When the show finally gets up and running, there is no announcement that the show is going to start, the models just start taking the runway. They arrive at the end of the catwalk, where the photographers should be taking their pictures, but there is no lighting. We can’t even see the clothes. I love the savagery of the producers, knowing this will be the case, but doing absolutely nothing to stop it. Let Sonja succeed or fail by her own merits. Sonja, of course, thinks it is a great success because Century 21 came to the show. Century 21 is like a high-end Marshalls. This is where you sell your wares when you can’t sell them anywhere else. Century 21 is not the goal, it is the last resort.
But you can’t stay mad at Sonja. You can’t even feel bad for her because she is just such a delightful shambles. Leah learns this when she gets her shipment of SONJA by Sonja Morgan that she is supposed to wear to the fashion show. Tinsley got a cute white lace dress that fits about as well as a Baptist minister at the Adult Video Awards. Dorinda got a “Liza Minnelli” dress that she wears, instead, as a blazer. Ramona got a dress that didn’t fit so she wore a floral number that she would have told the Countess does not fit in the Hamptons. Leah got a pair of oversize cashmere pajamas in a ripped paper bag with a magenta Kyle Richards felt fedora and a pair of sunglasses that an intern picked up on St. Mark’s Place.
Leah thinks that this is a passive-aggressive swipe by Sonja, who is still mad about something Leah said to her in the Hamptons. This is completely wrong. First of all, what Leah said didn’t even register to Sonja.
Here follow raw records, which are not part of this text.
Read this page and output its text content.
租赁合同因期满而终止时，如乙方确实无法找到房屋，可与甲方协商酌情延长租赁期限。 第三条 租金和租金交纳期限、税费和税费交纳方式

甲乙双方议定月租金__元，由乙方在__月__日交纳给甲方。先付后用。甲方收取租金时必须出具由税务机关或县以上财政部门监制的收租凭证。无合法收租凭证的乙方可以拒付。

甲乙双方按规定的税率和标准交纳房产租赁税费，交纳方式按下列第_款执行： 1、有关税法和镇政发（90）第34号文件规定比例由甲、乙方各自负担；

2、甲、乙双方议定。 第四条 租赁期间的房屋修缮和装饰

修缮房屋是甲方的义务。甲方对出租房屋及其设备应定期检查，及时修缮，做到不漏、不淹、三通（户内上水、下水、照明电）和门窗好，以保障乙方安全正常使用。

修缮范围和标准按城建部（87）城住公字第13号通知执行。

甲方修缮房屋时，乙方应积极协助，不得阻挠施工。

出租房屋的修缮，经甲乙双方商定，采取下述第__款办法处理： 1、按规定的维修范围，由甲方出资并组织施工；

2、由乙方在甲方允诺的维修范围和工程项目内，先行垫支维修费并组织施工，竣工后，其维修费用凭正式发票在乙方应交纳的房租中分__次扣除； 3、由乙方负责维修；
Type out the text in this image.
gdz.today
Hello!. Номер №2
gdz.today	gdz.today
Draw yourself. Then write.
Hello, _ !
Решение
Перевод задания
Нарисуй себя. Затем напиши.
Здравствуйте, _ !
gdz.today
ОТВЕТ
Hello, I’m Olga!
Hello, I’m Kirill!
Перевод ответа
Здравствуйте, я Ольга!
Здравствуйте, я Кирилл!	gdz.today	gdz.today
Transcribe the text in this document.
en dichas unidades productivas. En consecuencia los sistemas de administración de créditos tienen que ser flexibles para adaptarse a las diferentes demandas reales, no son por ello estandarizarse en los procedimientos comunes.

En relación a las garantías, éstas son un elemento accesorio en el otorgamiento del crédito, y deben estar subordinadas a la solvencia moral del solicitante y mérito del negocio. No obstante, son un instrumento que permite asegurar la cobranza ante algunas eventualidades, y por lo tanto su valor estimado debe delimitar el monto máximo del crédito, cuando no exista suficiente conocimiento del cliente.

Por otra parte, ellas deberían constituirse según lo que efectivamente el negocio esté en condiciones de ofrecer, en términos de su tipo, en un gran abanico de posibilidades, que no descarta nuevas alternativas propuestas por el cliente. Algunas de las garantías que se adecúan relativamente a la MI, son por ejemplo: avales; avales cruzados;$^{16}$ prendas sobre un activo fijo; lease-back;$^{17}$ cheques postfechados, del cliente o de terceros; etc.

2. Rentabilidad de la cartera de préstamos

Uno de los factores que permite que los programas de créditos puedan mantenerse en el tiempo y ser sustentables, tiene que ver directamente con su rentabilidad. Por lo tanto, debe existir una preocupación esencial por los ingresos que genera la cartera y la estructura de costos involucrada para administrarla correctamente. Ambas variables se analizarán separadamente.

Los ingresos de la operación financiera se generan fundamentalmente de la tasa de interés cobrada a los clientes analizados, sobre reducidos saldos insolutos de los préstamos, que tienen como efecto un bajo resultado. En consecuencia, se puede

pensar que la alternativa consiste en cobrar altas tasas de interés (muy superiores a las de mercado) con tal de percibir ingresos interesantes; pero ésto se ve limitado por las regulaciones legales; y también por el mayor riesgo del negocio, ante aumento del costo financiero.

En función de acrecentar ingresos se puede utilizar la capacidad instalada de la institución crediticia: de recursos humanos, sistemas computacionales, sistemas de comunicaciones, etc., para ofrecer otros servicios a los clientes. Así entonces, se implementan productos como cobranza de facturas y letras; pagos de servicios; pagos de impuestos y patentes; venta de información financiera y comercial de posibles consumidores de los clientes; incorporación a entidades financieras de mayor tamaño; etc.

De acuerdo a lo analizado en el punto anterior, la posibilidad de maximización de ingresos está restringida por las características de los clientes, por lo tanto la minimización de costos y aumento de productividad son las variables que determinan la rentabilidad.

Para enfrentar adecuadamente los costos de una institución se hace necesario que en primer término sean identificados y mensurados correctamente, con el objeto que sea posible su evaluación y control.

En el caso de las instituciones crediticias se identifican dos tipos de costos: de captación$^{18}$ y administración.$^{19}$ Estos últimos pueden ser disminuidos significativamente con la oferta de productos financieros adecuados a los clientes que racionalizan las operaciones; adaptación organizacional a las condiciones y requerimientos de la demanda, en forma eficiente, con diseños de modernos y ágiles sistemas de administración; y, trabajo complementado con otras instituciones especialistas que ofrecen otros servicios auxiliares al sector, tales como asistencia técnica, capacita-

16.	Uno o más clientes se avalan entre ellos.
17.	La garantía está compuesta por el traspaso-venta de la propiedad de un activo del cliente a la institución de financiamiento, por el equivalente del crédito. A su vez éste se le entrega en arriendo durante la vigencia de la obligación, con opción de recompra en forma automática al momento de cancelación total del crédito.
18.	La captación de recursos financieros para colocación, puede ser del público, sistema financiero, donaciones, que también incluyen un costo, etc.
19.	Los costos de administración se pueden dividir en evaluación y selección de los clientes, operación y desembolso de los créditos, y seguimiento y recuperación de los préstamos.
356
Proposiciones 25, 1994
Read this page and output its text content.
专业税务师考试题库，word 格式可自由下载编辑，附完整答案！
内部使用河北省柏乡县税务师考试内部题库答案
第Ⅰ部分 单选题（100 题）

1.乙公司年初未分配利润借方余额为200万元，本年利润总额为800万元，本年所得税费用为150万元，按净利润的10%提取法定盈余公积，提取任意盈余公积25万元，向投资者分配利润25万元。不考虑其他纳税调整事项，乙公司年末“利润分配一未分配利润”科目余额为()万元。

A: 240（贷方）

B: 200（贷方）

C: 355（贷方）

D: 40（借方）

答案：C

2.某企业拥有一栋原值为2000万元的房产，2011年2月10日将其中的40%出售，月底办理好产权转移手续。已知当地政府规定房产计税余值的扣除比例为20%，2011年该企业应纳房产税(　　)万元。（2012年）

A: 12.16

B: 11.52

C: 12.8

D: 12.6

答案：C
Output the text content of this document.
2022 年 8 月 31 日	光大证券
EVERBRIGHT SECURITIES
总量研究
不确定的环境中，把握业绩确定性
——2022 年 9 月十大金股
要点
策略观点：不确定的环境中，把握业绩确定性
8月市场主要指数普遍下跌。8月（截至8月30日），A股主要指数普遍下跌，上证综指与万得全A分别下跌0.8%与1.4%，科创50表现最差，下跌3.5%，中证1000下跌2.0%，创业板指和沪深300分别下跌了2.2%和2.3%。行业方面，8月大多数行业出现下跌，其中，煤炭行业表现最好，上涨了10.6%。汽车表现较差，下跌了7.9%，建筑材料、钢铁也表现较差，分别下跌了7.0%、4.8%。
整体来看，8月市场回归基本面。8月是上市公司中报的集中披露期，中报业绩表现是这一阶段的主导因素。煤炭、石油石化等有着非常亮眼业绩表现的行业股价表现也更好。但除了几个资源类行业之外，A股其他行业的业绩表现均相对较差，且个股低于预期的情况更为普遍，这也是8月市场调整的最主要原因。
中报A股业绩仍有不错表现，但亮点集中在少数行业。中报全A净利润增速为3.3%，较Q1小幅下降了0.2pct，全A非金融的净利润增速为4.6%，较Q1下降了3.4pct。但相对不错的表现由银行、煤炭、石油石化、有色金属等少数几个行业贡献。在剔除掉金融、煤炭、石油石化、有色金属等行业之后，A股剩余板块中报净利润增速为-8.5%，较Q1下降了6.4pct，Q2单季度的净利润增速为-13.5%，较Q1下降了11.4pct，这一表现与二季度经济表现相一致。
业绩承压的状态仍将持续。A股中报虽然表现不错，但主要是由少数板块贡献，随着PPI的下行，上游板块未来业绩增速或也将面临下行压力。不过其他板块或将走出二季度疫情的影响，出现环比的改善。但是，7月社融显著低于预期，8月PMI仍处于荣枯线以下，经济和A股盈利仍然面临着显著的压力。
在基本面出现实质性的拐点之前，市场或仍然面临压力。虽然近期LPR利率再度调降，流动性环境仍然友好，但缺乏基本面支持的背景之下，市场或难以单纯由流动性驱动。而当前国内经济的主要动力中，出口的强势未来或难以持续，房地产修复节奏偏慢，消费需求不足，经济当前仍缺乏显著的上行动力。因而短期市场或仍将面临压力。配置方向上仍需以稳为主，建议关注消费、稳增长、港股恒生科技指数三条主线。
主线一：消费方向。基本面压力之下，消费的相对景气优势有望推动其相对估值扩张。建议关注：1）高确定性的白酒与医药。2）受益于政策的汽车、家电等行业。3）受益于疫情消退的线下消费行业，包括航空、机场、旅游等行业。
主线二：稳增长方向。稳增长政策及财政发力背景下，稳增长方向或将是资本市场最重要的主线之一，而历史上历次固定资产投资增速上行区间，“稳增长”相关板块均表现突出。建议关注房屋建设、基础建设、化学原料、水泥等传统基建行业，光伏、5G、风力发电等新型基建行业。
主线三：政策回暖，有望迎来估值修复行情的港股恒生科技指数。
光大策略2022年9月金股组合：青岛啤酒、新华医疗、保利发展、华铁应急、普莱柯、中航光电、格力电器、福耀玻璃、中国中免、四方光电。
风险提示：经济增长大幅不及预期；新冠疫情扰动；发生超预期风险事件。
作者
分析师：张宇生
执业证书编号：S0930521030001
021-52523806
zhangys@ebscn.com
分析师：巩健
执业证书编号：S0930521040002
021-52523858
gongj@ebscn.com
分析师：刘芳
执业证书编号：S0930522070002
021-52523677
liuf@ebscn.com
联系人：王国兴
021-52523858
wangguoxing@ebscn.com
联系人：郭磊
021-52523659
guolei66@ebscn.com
It was like a BB being fired at a tank. Secondly, Sonja isn’t attentive enough to pull off an insult like that. Sonja is not malicious, she’s just — how can I put this delicately — daft.
Being a natural at the reality-television dark arts, Leah brings the offending outfit in a plastic bodega bag to return to Sonja. When Sonja sees her, she instigates a fight by saying, “What happened to the cashmere two-piece I sent you?” Leah pulls it out and Sonja says, “Where is the bag it came in? It was in a nice bag. And where are the sunglasses?” See, Sonja wasn’t being mean or stupid, she just really thought this is something that Leah would have liked. When Leah explains that it would have looked horrible on her and wouldn’t fit, Sonja goes backstage, has an intern help her out of the black dress that will barely zip up in the back and into Leah’s outfit.
Sonja emerges into the fashion show, bursting through a kitchen door like a male stripper dressed as a cop who is about to “arrest” every woman at a bachelorette party. She struts around showing off the outfit, which everyone agrees is horrible, but she is having so much fun dancing and showing it off to everyone that they all start laughing. As Leah says, you can’t even stay mad at Sonja because she is just so lovingly vacant.
Meanwhile, on the Upper East Side, at the top of her residential tower, a woman hovers about her kitchen wondering just where the cheese grater goes in her drawer of kitchen appliances. It is day 974 of the lockdown and she can’t remember the last time she cooked all her own meals, did all her own laundry, washed all her own dishes. The time it takes to do everything, not that she minds it, but the time. She has nothing but time. She has nothing. She has …
She thinks about February, when things started to get bad and they canceled all the Fashion Week events. Suddenly holes opened up in her schedule, wide chasms of time that she now had to fill. When was the last time something like that had happened? Never, the redhead thought. Never had she missed a Fashion Week in all of those years since being a buyer for Macy’s, back when she had a reason to be there other than being seen. Now, who knows when it will come back. Who knows if it will ever come back. Absent anything else to do, Jill Zarin stalks to the kitchen and pulls out a Diet Coke. She washes it under hot water, just to be safe, and pops the top, gas rushing out into the atmosphere, into the uncertain air. Be safe, little ones, she thinks, as she stares at the top of the can, searching for an invisible enemy, before taking a tentative sip.